As I referred to in “Dreaming of Kevin J. Anderson,” I’ve often sympathized with Freddy Mercury’s lyrics in the Queen song, “I Want It All.” The fact is, no one can have everything they desire. Success demands compromise. As with the Biblical parable of the Pearl of Great Price, the trick is to want something bad enough that you’re willing to sacrifice everything else to get it.
When my wife and I dedicated ourselves to losing weight, it was a month before we left on vacation. The entire time I was in Hawaii, I wanted to eat at the old level. I grew angry, resenting that I had to cut back. Yet I managed to channel that anger against my former lack of restraint. A friend told me later that I was foolish to have cut back when I was on vacation. When I had the opportunity to indulge on all the good food available locally, I should have grabbed it, and resumed my diet when I returned home. Yet, while I was in Hawaii, I knew that if I did so, it would be just like all the other times I had postponed a new diet. To be effective, my diet had to remain in place, not just during my vacation, but for every day of the rest of my life.
In “My Portable Desks,” I spoke of how the various circumstances life had thrown at me in recent years had resulted in an office that I could barely squeeze into, and impossible to work in. Well, this weekend my wife and I spent Friday and Saturday trying to take back the office. I don’t think I’ve felt this exhausted since we spent a weekend installing our microwave (or before that, when I did the "Prince Albert’s Message" series in May). As if this wasn’t enough, I also tried to assemble a plastic model kit Friday evening. I guess I’ve missed working with my hands lately. Unfortunately, my garage is in much the shape that my office is at the moment, so even if I could find the time, woodworking is impossible right now. In any case, after doing the series last year on the Star Trek episode “The Cage,” I bought a model of the Starship Enterprise. So instead of watching a movie and going to bed at a decent time, I dug it out of the closet. The next thing I knew, it was nearly midnight. This meant I was dragging on Saturday, and more like a zombie on Sunday.

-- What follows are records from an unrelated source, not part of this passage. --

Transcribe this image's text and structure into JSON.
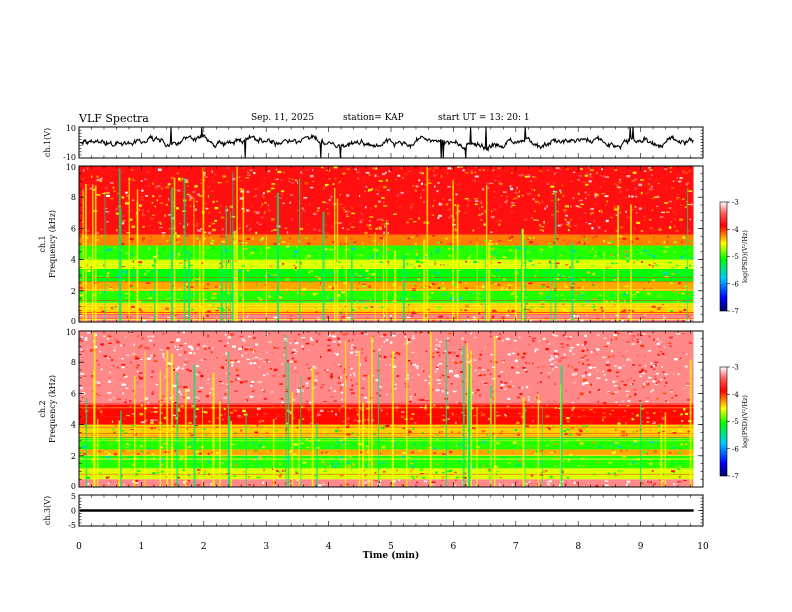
{
  "header": {
    "title": "VLF Spectra",
    "date": "Sep. 11, 2025",
    "station": "station= KAP",
    "start": "start  UT  =   13: 20: 1"
  },
  "chart_data": [
    {
      "type": "line",
      "panel": "ch1-waveform",
      "ylabel": "ch.1(V)",
      "ylim": [
        -10,
        10
      ],
      "yticks": [
        "10",
        "-10"
      ],
      "xlim": [
        0,
        10
      ],
      "data_end_min": 9.85,
      "series_mean": 0,
      "series_amplitude": 4
    },
    {
      "type": "heatmap",
      "panel": "ch1-spectrogram",
      "title": "ch.1",
      "ylabel": "Frequency  (kHz)",
      "ylim": [
        0,
        10
      ],
      "yticks": [
        "0",
        "2",
        "4",
        "6",
        "8",
        "10"
      ],
      "xlim": [
        0,
        10
      ],
      "colorbar": {
        "label": "log(PSD)(V²/Hz)",
        "range": [
          -7,
          -3
        ],
        "ticks": [
          "-3",
          "-4",
          "-5",
          "-6",
          "-7"
        ]
      },
      "bands": [
        {
          "from_khz": 0.0,
          "to_khz": 0.5,
          "level": -3.3
        },
        {
          "from_khz": 0.5,
          "to_khz": 1.2,
          "level": -4.4
        },
        {
          "from_khz": 1.2,
          "to_khz": 2.0,
          "level": -5.0
        },
        {
          "from_khz": 2.0,
          "to_khz": 2.6,
          "level": -4.3
        },
        {
          "from_khz": 2.6,
          "to_khz": 3.4,
          "level": -5.1
        },
        {
          "from_khz": 3.4,
          "to_khz": 4.0,
          "level": -4.6
        },
        {
          "from_khz": 4.0,
          "to_khz": 4.9,
          "level": -5.0
        },
        {
          "from_khz": 4.9,
          "to_khz": 5.6,
          "level": -4.2
        },
        {
          "from_khz": 5.6,
          "to_khz": 10.0,
          "level": -3.8
        }
      ]
    },
    {
      "type": "heatmap",
      "panel": "ch2-spectrogram",
      "title": "ch.2",
      "ylabel": "Frequency  (kHz)",
      "ylim": [
        0,
        10
      ],
      "yticks": [
        "0",
        "2",
        "4",
        "6",
        "8",
        "10"
      ],
      "xlim": [
        0,
        10
      ],
      "colorbar": {
        "label": "log(PSD)(V²/Hz)",
        "range": [
          -7,
          -3
        ],
        "ticks": [
          "-3",
          "-4",
          "-5",
          "-6",
          "-7"
        ]
      },
      "bands": [
        {
          "from_khz": 0.0,
          "to_khz": 0.5,
          "level": -3.3
        },
        {
          "from_khz": 0.5,
          "to_khz": 1.2,
          "level": -4.6
        },
        {
          "from_khz": 1.2,
          "to_khz": 2.0,
          "level": -5.0
        },
        {
          "from_khz": 2.0,
          "to_khz": 2.4,
          "level": -4.3
        },
        {
          "from_khz": 2.4,
          "to_khz": 3.2,
          "level": -5.0
        },
        {
          "from_khz": 3.2,
          "to_khz": 4.0,
          "level": -4.4
        },
        {
          "from_khz": 4.0,
          "to_khz": 5.3,
          "level": -3.9
        },
        {
          "from_khz": 5.3,
          "to_khz": 10.0,
          "level": -3.3
        }
      ]
    },
    {
      "type": "line",
      "panel": "ch3-waveform",
      "ylabel": "ch.3(V)",
      "ylim": [
        -5,
        5
      ],
      "yticks": [
        "5",
        "0",
        "-5"
      ],
      "xlim": [
        0,
        10
      ],
      "data_end_min": 9.85,
      "series_mean": 0,
      "series_amplitude": 0.4
    }
  ],
  "xaxis": {
    "label": "Time  (min)",
    "ticks": [
      "0",
      "1",
      "2",
      "3",
      "4",
      "5",
      "6",
      "7",
      "8",
      "9",
      "10"
    ]
  },
  "colors": {
    "low": "#000080",
    "mid": "#00ff00",
    "high": "#ff0000",
    "max": "#ffffff"
  }
}
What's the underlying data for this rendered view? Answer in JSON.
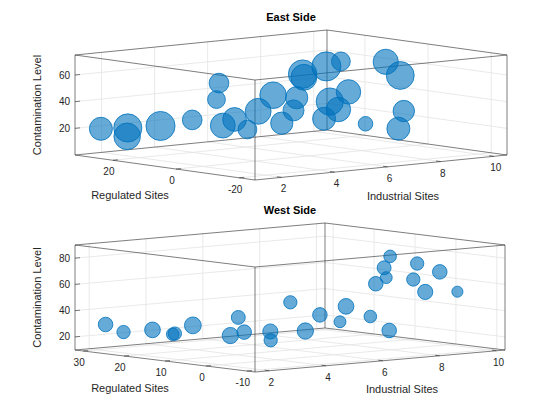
{
  "chart_data": [
    {
      "type": "bubble",
      "title": "East Side",
      "x_label": "Industrial Sites",
      "y_label": "Regulated Sites",
      "z_label": "Contamination Level",
      "color": "#0072bd",
      "grid": true,
      "xlim": [
        1,
        10.5
      ],
      "xticks": [
        2,
        4,
        6,
        8,
        10
      ],
      "ylim": [
        -25,
        32
      ],
      "yticks": [
        -20,
        0,
        20
      ],
      "zlim": [
        0,
        75
      ],
      "zticks": [
        20,
        40,
        60
      ],
      "x": [
        1.5,
        1.8,
        2.2,
        1.3,
        2.8,
        3.0,
        3.5,
        2.5,
        3.2,
        4.0,
        4.2,
        3.8,
        4.5,
        5.0,
        5.5,
        6.0,
        6.2,
        6.5,
        7.0,
        7.2,
        7.5,
        7.8,
        8.2,
        8.5,
        9.0,
        9.5,
        10.0,
        6.8
      ],
      "y": [
        28,
        22,
        15,
        18,
        10,
        2,
        -5,
        -10,
        -15,
        -12,
        -20,
        5,
        -22,
        20,
        25,
        -18,
        -5,
        8,
        -20,
        12,
        0,
        -15,
        20,
        -8,
        15,
        5,
        28,
        18
      ],
      "z": [
        20,
        22,
        25,
        18,
        30,
        28,
        40,
        30,
        35,
        42,
        38,
        30,
        45,
        50,
        35,
        30,
        42,
        40,
        25,
        55,
        45,
        35,
        48,
        58,
        60,
        62,
        50,
        38
      ],
      "sizes": [
        30,
        45,
        48,
        40,
        22,
        35,
        38,
        20,
        28,
        25,
        30,
        32,
        34,
        22,
        18,
        12,
        42,
        28,
        30,
        46,
        34,
        26,
        38,
        44,
        20,
        36,
        48,
        40
      ]
    },
    {
      "type": "bubble",
      "title": "West Side",
      "x_label": "Industrial Sites",
      "y_label": "Regulated Sites",
      "z_label": "Contamination Level",
      "color": "#0072bd",
      "grid": true,
      "xlim": [
        1.5,
        10.3
      ],
      "xticks": [
        2,
        4,
        6,
        8,
        10
      ],
      "ylim": [
        -12,
        32
      ],
      "yticks": [
        -10,
        0,
        10,
        20,
        30
      ],
      "zlim": [
        10,
        90
      ],
      "zticks": [
        20,
        40,
        60,
        80
      ],
      "x": [
        2,
        2.2,
        2.5,
        3,
        3.2,
        3.8,
        4.0,
        4.5,
        4.2,
        5.0,
        5.5,
        5.8,
        6.0,
        6.2,
        4.8,
        6.8,
        7.0,
        8.2,
        8.5,
        8.8,
        9.0,
        9.3,
        9.5,
        9.8,
        10.0,
        9.2,
        3.5
      ],
      "y": [
        28,
        25,
        20,
        18,
        15,
        10,
        8,
        5,
        3,
        0,
        -5,
        2,
        -3,
        12,
        15,
        -8,
        -2,
        5,
        -5,
        0,
        8,
        -3,
        12,
        6,
        14,
        -8,
        22
      ],
      "z": [
        30,
        25,
        28,
        25,
        32,
        25,
        28,
        22,
        30,
        30,
        38,
        40,
        48,
        45,
        35,
        30,
        38,
        58,
        55,
        62,
        60,
        68,
        65,
        70,
        72,
        55,
        22
      ],
      "sizes": [
        12,
        10,
        14,
        10,
        16,
        15,
        12,
        10,
        13,
        15,
        8,
        12,
        14,
        10,
        11,
        12,
        9,
        12,
        13,
        10,
        8,
        12,
        11,
        10,
        9,
        7,
        9
      ]
    }
  ]
}
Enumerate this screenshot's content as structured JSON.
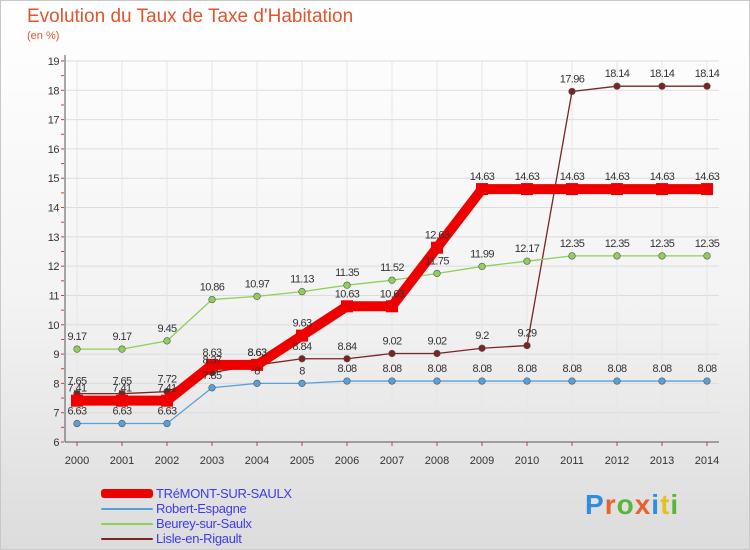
{
  "title": "Evolution du Taux de Taxe d'Habitation",
  "unit_label": "(en %)",
  "brand": {
    "name": "Proxiti",
    "letter_colors": [
      "#2f8de4",
      "#e7632f",
      "#5ab53d",
      "#e7632f",
      "#2f8de4",
      "#e2c31d",
      "#5ab53d"
    ]
  },
  "chart_data": {
    "type": "line",
    "title": "Evolution du Taux de Taxe d'Habitation",
    "ylabel": "(en %)",
    "xlabel": "",
    "ylim": [
      6,
      19
    ],
    "yticks": [
      6,
      7,
      8,
      9,
      10,
      11,
      12,
      13,
      14,
      15,
      16,
      17,
      18,
      19
    ],
    "x": [
      "2000",
      "2001",
      "2002",
      "2003",
      "2004",
      "2005",
      "2006",
      "2007",
      "2008",
      "2009",
      "2010",
      "2011",
      "2012",
      "2013",
      "2014"
    ],
    "grid": true,
    "legend_position": "bottom-left",
    "series": [
      {
        "name": "TRéMONT-SUR-SAULX",
        "color": "#ee0000",
        "style": "thick",
        "values": [
          7.41,
          7.41,
          7.41,
          8.63,
          8.63,
          9.63,
          10.63,
          10.63,
          12.63,
          14.63,
          14.63,
          14.63,
          14.63,
          14.63,
          14.63
        ],
        "labels": [
          "7.41",
          "7.41",
          "7.41",
          "8.63",
          "8.63",
          "9.63",
          "10.63",
          "10.63",
          "12.63",
          "14.63",
          "14.63",
          "14.63",
          "14.63",
          "14.63",
          "14.63"
        ]
      },
      {
        "name": "Robert-Espagne",
        "color": "#5aa0d8",
        "style": "thin",
        "values": [
          6.63,
          6.63,
          6.63,
          7.85,
          8,
          8,
          8.08,
          8.08,
          8.08,
          8.08,
          8.08,
          8.08,
          8.08,
          8.08,
          8.08
        ],
        "labels": [
          "6.63",
          "6.63",
          "6.63",
          "7.85",
          "8",
          "8",
          "8.08",
          "8.08",
          "8.08",
          "8.08",
          "8.08",
          "8.08",
          "8.08",
          "8.08",
          "8.08"
        ]
      },
      {
        "name": "Beurey-sur-Saulx",
        "color": "#8ed05a",
        "style": "thin",
        "values": [
          9.17,
          9.17,
          9.45,
          10.86,
          10.97,
          11.13,
          11.35,
          11.52,
          11.75,
          11.99,
          12.17,
          12.35,
          12.35,
          12.35,
          12.35
        ],
        "labels": [
          "9.17",
          "9.17",
          "9.45",
          "10.86",
          "10.97",
          "11.13",
          "11.35",
          "11.52",
          "11.75",
          "11.99",
          "12.17",
          "12.35",
          "12.35",
          "12.35",
          "12.35"
        ]
      },
      {
        "name": "Lisle-en-Rigault",
        "color": "#7a2424",
        "style": "thin",
        "values": [
          7.65,
          7.65,
          7.72,
          8.37,
          8.63,
          8.84,
          8.84,
          9.02,
          9.02,
          9.2,
          9.29,
          17.96,
          18.14,
          18.14,
          18.14
        ],
        "labels": [
          "7.65",
          "7.65",
          "7.72",
          "8.37",
          "8.63",
          "8.84",
          "8.84",
          "9.02",
          "9.02",
          "9.2",
          "9.29",
          "17.96",
          "18.14",
          "18.14",
          "18.14"
        ]
      }
    ]
  }
}
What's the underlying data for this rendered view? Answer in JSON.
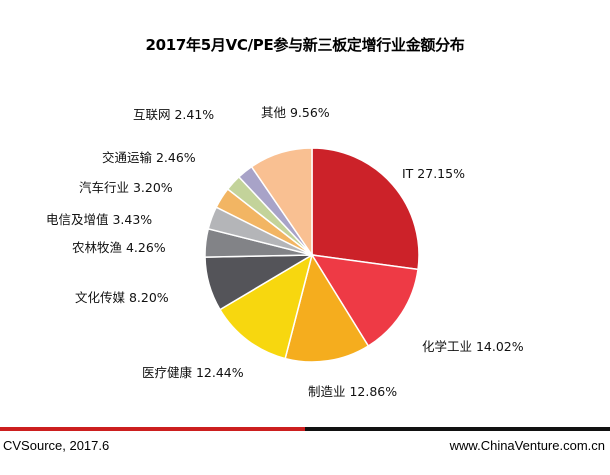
{
  "chart_data": {
    "type": "pie",
    "title": "2017年5月VC/PE参与新三板定增行业金额分布",
    "slices": [
      {
        "name": "IT",
        "value": 27.15,
        "label": "IT 27.15%",
        "color": "#cc2229"
      },
      {
        "name": "化学工业",
        "value": 14.02,
        "label": "化学工业 14.02%",
        "color": "#ee3a45"
      },
      {
        "name": "制造业",
        "value": 12.86,
        "label": "制造业 12.86%",
        "color": "#f5ad1e"
      },
      {
        "name": "医疗健康",
        "value": 12.44,
        "label": "医疗健康 12.44%",
        "color": "#f7d70f"
      },
      {
        "name": "文化传媒",
        "value": 8.2,
        "label": "文化传媒 8.20%",
        "color": "#545459"
      },
      {
        "name": "农林牧渔",
        "value": 4.26,
        "label": "农林牧渔 4.26%",
        "color": "#828387"
      },
      {
        "name": "电信及增值",
        "value": 3.43,
        "label": "电信及增值 3.43%",
        "color": "#b4b5b8"
      },
      {
        "name": "汽车行业",
        "value": 3.2,
        "label": "汽车行业 3.20%",
        "color": "#f2b563"
      },
      {
        "name": "交通运输",
        "value": 2.46,
        "label": "交通运输 2.46%",
        "color": "#c3d39a"
      },
      {
        "name": "互联网",
        "value": 2.41,
        "label": "互联网 2.41%",
        "color": "#a8a3c8"
      },
      {
        "name": "其他",
        "value": 9.56,
        "label": "其他 9.56%",
        "color": "#f9c092"
      }
    ]
  },
  "footer": {
    "source": "CVSource, 2017.6",
    "website": "www.ChinaVenture.com.cn"
  }
}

Monday, thought seemed elusive, and writing impossible. But, since I started my blog early last year, I’ve started a new writing regime, one I’ve (for the most part) stuck with. I’m proud to declare that even though it took much longer than usual, and even though the scenes I wanted to write were difficult, I finished them. Just as important for my future, I can look into the office with hope. I can envision getting back in there eventually, and as a result, being more productive. I’ve got some old manuscripts that need a thorough going-over, after which I could probably start submitting them again. By the time I finish this particular draft, hopefully the office will be useable, and I can do just that. I don’t know what I’ll have to sacrifice in order to keep it that way, but if it’s important enough, I’ll figure out a new system that works for me.
In regards to the title, I’ve realized two things. Number One: I cannot stay up late any more without ending up with a dull mind and a weak body. Even if I sleep late the next day, I’m still exhausted! I don’t know why this should be, but that seems to be the case. And Number Two: I never had x-ray vision, but I used to have better close-up vision. Now, even with reading glasses, I had to squint to read the numbers on the plastic parts, as well as when I was trying to assemble them. So maybe I’ll have to leave the modeling to a younger crowd, and plow my mental focus into developing my new efficiency regime. I'm no longer in my twenties, so I know I'm not Superman, but why must a little less sleep, and a little extra work, drag me down like chains forged from Kryptonite? After all, Kevin J. Anderson is older than me, and he climbs mountains while he writes. Shouldn't I be a little more resilient than this?